Depuis que le consommateur américain n'est plus le moteur principal de la croissance mondiale, les experts tournent leurs regards vers Pékin, mais cherchent aussi au-delà, sceptiques sur la capacité de la Chine à reprendre pleinement ce rôle.

   «Ce qui remplacera le consommateur américain comme source de la demande n'est pas encore très clair», remarquait lundi à Istanbul le président de la Banque mondiale Robert Zoellick, à l'occasion des assemblées générales de la banque et du Fonds monétaire international (FMI).

   Avant la crise, la division du travail paraissait simple. Les ménages américains s'endettaient pour consommer des produits fabriqués essentiellement en Asie, et surtout en Chine, mais aussi en Europe et dans le reste du monde, tirant ainsi la croissance mondiale. En 2008, les États-Unis ont représenté 13,2% des importations mondiales, d'après l'Organisation mondiale du commerce.

   La crise a rebattu les cartes. «Le taux d'épargne aux États-Unis a considérablement augmenté et pourrait rester élevé quelque temps. Dans un tel scénario, la responsabilité d'alimenter le moteur de la croissance mondiale retombera sur d'autres pays, particulièrement ceux qui avaient un modèle économique basé sur l'exportation», a relevé mardi le directeur général du FMI, Dominique Straus-Kahn. Mais, a-t-il averti, «une telle transition ne sera pas facile».

   L'économie chinoise, clairement désignée par le patron du FMI, est en effet encore loin d'avoir opéré sa mue, même si Pékin a annoncé en novembre son intention d'injecter quelque 4000 milliards de yuans (620 milliards de dollars CAN) sur deux ans pour compenser la chute de ses exportations.

   Faute de système d'assurance sociale développé, les Chinois épargnent beaucoup pour assurer leurs vieux jours. De même, considère l'économiste en chef de la Banque asiatique de développement, Jong-Wha lee, les énormes profits accumulés par les firmes chinoises ne bénéficient guère aux salariés.

   «Les profits des entreprises doivent être réorientés vers les ménages pour les aider à accroître leur consommation», a-t-il souligné, interrogé par l'AFP. En clair, il faut augmenter la rétribution du travail en Chine.

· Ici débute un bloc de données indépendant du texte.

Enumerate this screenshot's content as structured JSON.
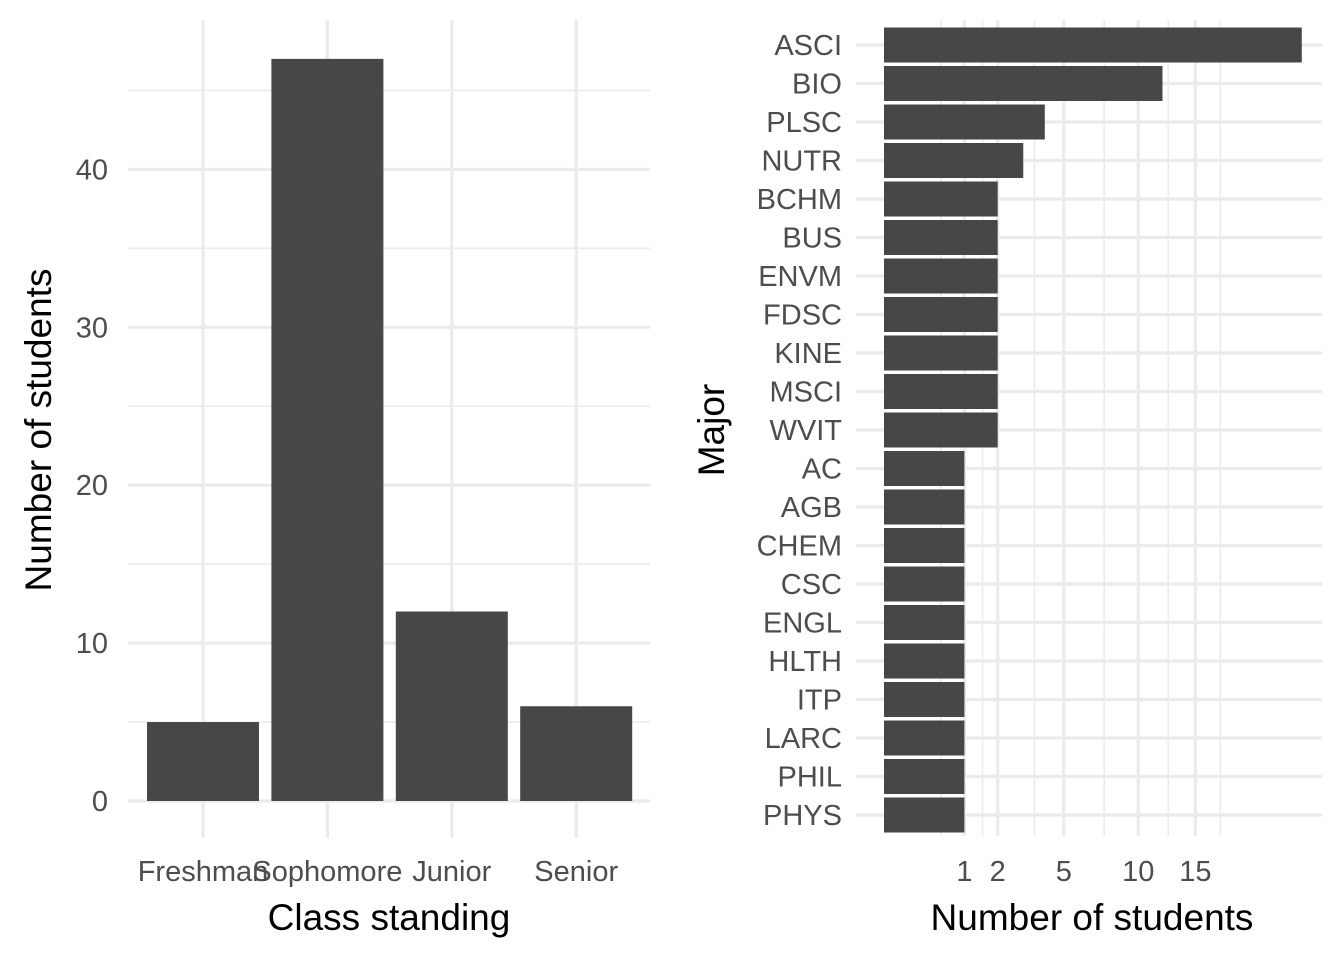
{
  "colors": {
    "bar": "#474747",
    "grid": "#ebebeb",
    "tick_text": "#4d4d4d",
    "title_text": "#000000",
    "background": "#ffffff"
  },
  "chart_data": [
    {
      "type": "bar",
      "orientation": "vertical",
      "xlabel": "Class standing",
      "ylabel": "Number of students",
      "categories": [
        "Freshman",
        "Sophomore",
        "Junior",
        "Senior"
      ],
      "values": [
        5,
        47,
        12,
        6
      ],
      "ylim": [
        0,
        50
      ],
      "yticks": [
        0,
        10,
        20,
        30,
        40
      ],
      "grid": true,
      "legend": "none"
    },
    {
      "type": "bar",
      "orientation": "horizontal",
      "xlabel": "Number of students",
      "ylabel": "Major",
      "x_scale": "sqrt",
      "xticks": [
        1,
        2,
        5,
        10,
        15
      ],
      "xlim": [
        0,
        28
      ],
      "categories": [
        "ASCI",
        "BIO",
        "PLSC",
        "NUTR",
        "BCHM",
        "BUS",
        "ENVM",
        "FDSC",
        "KINE",
        "MSCI",
        "WVIT",
        "AC",
        "AGB",
        "CHEM",
        "CSC",
        "ENGL",
        "HLTH",
        "ITP",
        "LARC",
        "PHIL",
        "PHYS"
      ],
      "values": [
        27,
        12,
        4,
        3,
        2,
        2,
        2,
        2,
        2,
        2,
        2,
        1,
        1,
        1,
        1,
        1,
        1,
        1,
        1,
        1,
        1
      ],
      "grid": true,
      "legend": "none"
    }
  ]
}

Cela permettra aussi à d'autres pays, notamment en Afrique, de se développer, en profitant de la délocalisation attendue de certaines industries chinoises vers des pays devenus plus compétitifs, a souligné mardi M. Zoellick.

   La Chine, qui pourrait connaître dès 2010 des problèmes liés à la très forte croissance de son offre de crédit, ne suffira pas, a-t-il ajouté.

   «Une économie mondiale équilibrée a besoin de plusieurs pôles de croissance, et pas seulement d'ajouter la Chine ou l'Inde. Des pays en Amérique latine, en Asie du Sud-Est et un grand Moyen-Orient peuvent contribuer à l'avenir, s'ils investissent aujourd'hui», a assuré M. Zoellick.

   Mais certains experts estiment qu'il faut se montrer davantage innovants.

   Le nouveau moteur de la croissance peut être obtenu en «adaptant l'économie mondiale au changement climatique», a ainsi estimé le prix Nobel d'économie Joseph Stiglitz, lors d'une conférence de presse à Istanbul.

   «Le prix de la tonne de carbone (émise) est égal à zéro alors que le prix correct est autour de 80-100 dollars la tonne. Avec une telle anomalie dans le prix, vous ne pouvez que mal diriger vos ressources», a expliqué M. Stiglitz. Il faut selon lui inciter les entreprises à «investir beaucoup plus dans la fabrication de biens d'équipement en matière de logement ou de systèmes de transport tenant compte du coût social réel du carbone».

   «Si à Copenhague ils parviennent à un accord avec un prix raisonnable du carbone, ce sera l'étape la plus importante dans la reprise économique», a assuré M. Stiglitz.

   La planète a rendez-vous en décembre à Copenhague pour tenter de trouver un accord permettant de lutter contre le réchauffement climatique.